Smith, now a professor of philosophy and classical studies, began teaching a course on Philosophy in Star Trek while in graduate school, an activity she described in an article for the journal Teaching Philosophy, The Philosophy of Star Trek: Popular Culture as Hermeneutical Springboard. The class was also described by science fiction journalist Kerry O'Quinn, who visited the class to write up a short feature about it for Starlog Magazine, That Snooty Word She writes philosophical analyses of various media universes, and for a long time did not publish on fandom, except to offer a fan's perspective by writing book reviews for academic journals of books that investigate fandom. For example, she reviewed Enterprising Women for the Journal of American Culture and Textual Poachers for the Journal of Popular Culture. In recent years, as theories appeared that fit certain aspects of fandom in robust and respectful ways, particularly Lamarque and Olson's theory of the philosophy of fiction and C.W. Walker's work/text model of communication, she began publishing on fandom. Her most recent research centers on the phenomenon of Wizard Rock.

Publications

  • "It’s Real for [All of] Us: Wizard Rock and the Audience as Co-Creator," in Harry Potter and Convergence Culture: Essays on Fandom and the Expanding Potterverse, edited by Amanda Firestone and Leisa A. Clark, McFarland, April 2018.
  • "Welcome to Hogwarts: Entering the Story through Wizard Rock," in Time Lords & Tribbles, Winchesters & Muggles: The DePaul Pop Culture Conference: A Five-Year Retrospective, edited by Paul Booth and Isabella Menichiello, May 2017.
  • "Voldemort Tyrannos: Plato's Tyrant in the Republic and the Wizarding World." Reason Papers 34.1, June 2012. Co-authored with Owen Smith. https://reasonpapers.com/pdf/341/rp_341_9.pdf
  • "Pragmatism and Meaning: Assessing the Message of Star Trek: The Original Series."Participations: Journal of Audience & Reception Studies 8.2, November 2011. Co-authored with Owen Smith. http://www.participations.org/Volume%208/Issue%202/1d%20Smiths.pdf Reprinted in Gene Roddenberry's Star Trek: The Original Cast Adventures, edited by Douglas Brode and Shea T. Brode, Rowman & Littlefield, 2015.
  • "Harry Potter, Radical Feminism, and the Power of Love," in The Ultimate Harry Potter and Philosophy: Hogwarts for Muggles, edited by Gregory Bassham. Blackwell Philosophy and Pop Culture Series (Hoboken, NJ: Wiley, 2010).

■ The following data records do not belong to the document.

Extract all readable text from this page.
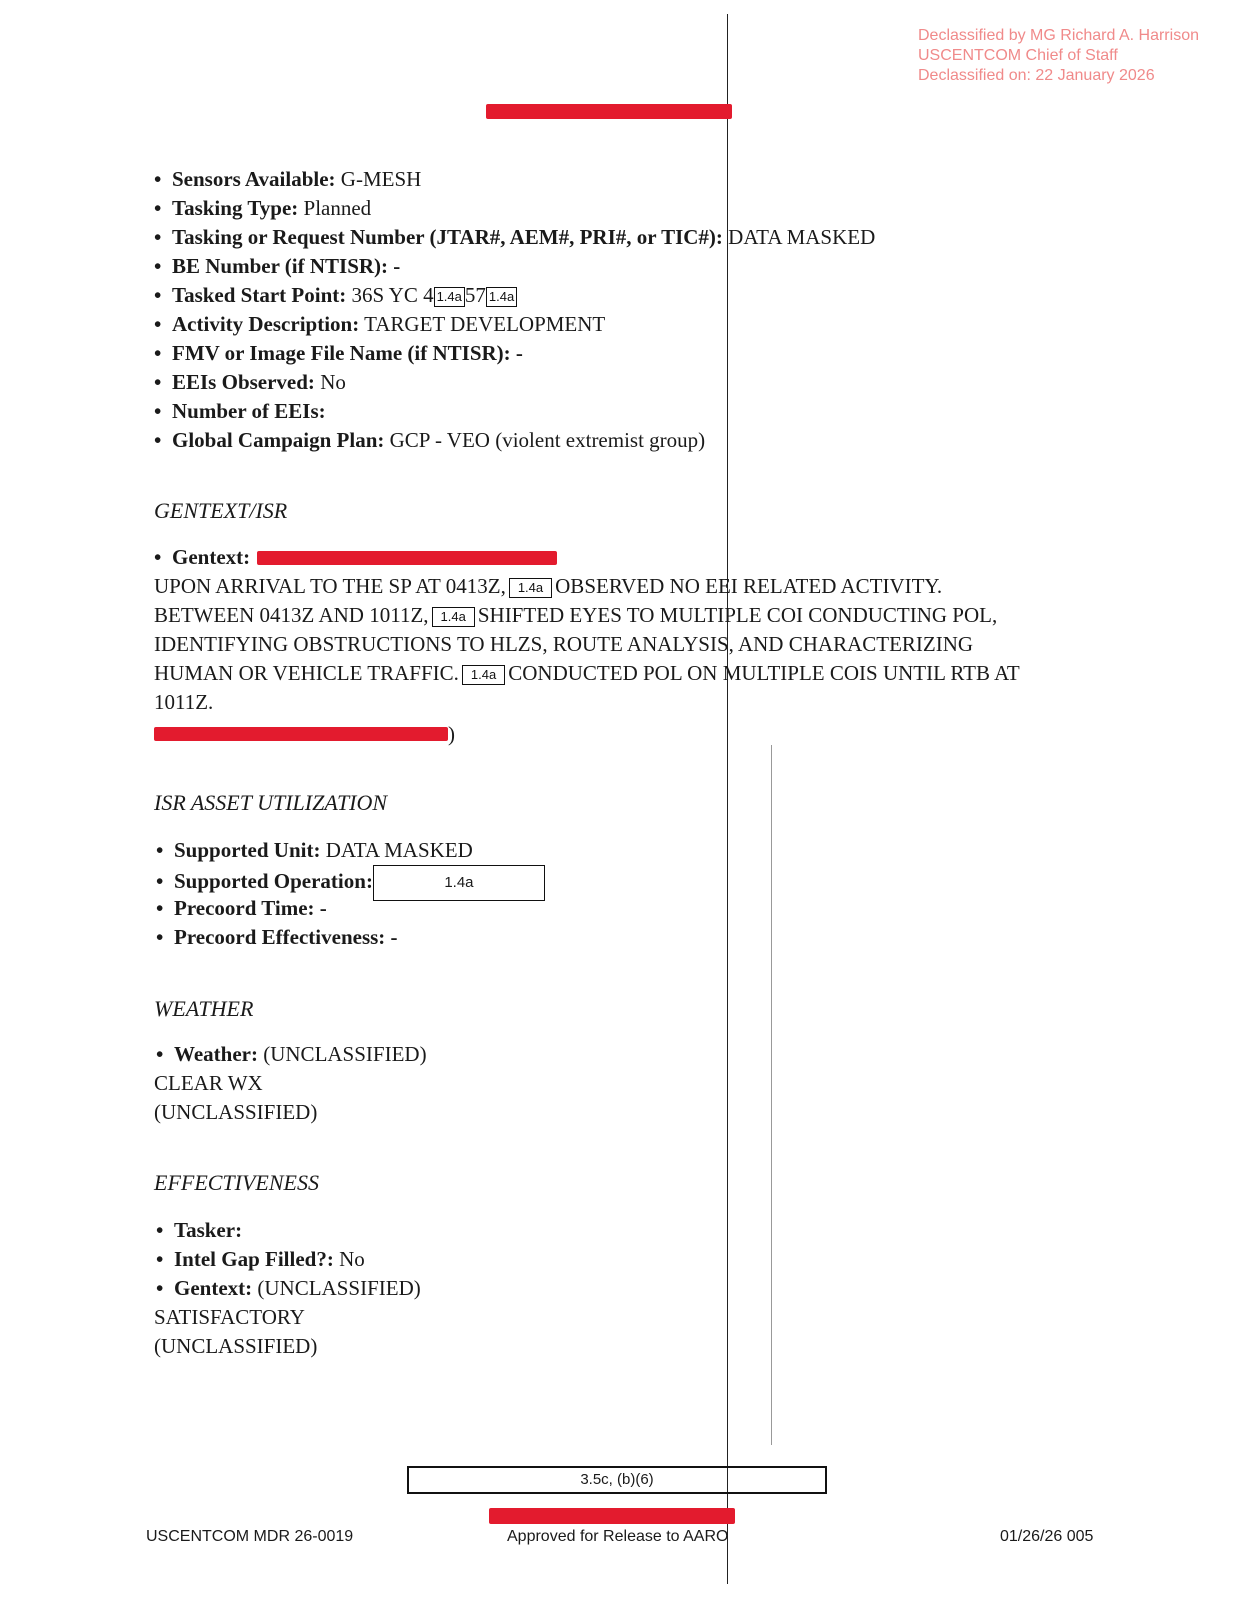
Declassified by MG Richard A. Harrison
USCENTCOM Chief of Staff
Declassified on: 22 January 2026
• Sensors Available: G-MESH
• Tasking Type: Planned
• Tasking or Request Number (JTAR#, AEM#, PRI#, or TIC#): DATA MASKED
• BE Number (if NTISR): -
• Tasked Start Point: 36S YC 4 1.4a 57 1.4a
• Activity Description: TARGET DEVELOPMENT
• FMV or Image File Name (if NTISR): -
• EEIs Observed: No
• Number of EEIs:
• Global Campaign Plan: GCP - VEO (violent extremist group)
GENTEXT/ISR
• Gentext:
UPON ARRIVAL TO THE SP AT 0413Z, 1.4a OBSERVED NO EEI RELATED ACTIVITY.
BETWEEN 0413Z AND 1011Z, 1.4a SHIFTED EYES TO MULTIPLE COI CONDUCTING POL,
IDENTIFYING OBSTRUCTIONS TO HLZS, ROUTE ANALYSIS, AND CHARACTERIZING
HUMAN OR VEHICLE TRAFFIC. 1.4a CONDUCTED POL ON MULTIPLE COIS UNTIL RTB AT
1011Z.
)
ISR ASSET UTILIZATION
• Supported Unit: DATA MASKED
• Supported Operation:	1.4a
• Precoord Time: -
• Precoord Effectiveness: -
WEATHER
• Weather: (UNCLASSIFIED)
CLEAR WX
(UNCLASSIFIED)
EFFECTIVENESS
• Tasker:
• Intel Gap Filled?: No
• Gentext: (UNCLASSIFIED)
SATISFACTORY
(UNCLASSIFIED)
3.5c, (b)(6)
USCENTCOM MDR 26-0019	Approved for Release to AARO	01/26/26 005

  • "Memories Cloaked in Magic: Memory and Identity in Tin Man," in The Universe of Oz: Essays on Baum's Series and its Progeny. Kevin Durand and Mary Leigh, editors. McFarland Publishing, 2010.
  • "Playing [with] Multiple Roles: Readers, Authors, and Characters in 'Who is Blaise Zabini?'" Transformative Works and Cultures, Vol. 3, 2009. http://journal.transformativeworks.org/index.php/twc/article/view/186
  • “The Philosophy of Star Trek: Popular Culture as Hermeneutical Springboard,” Teaching Philosophy, Dec. 1995 (18:4).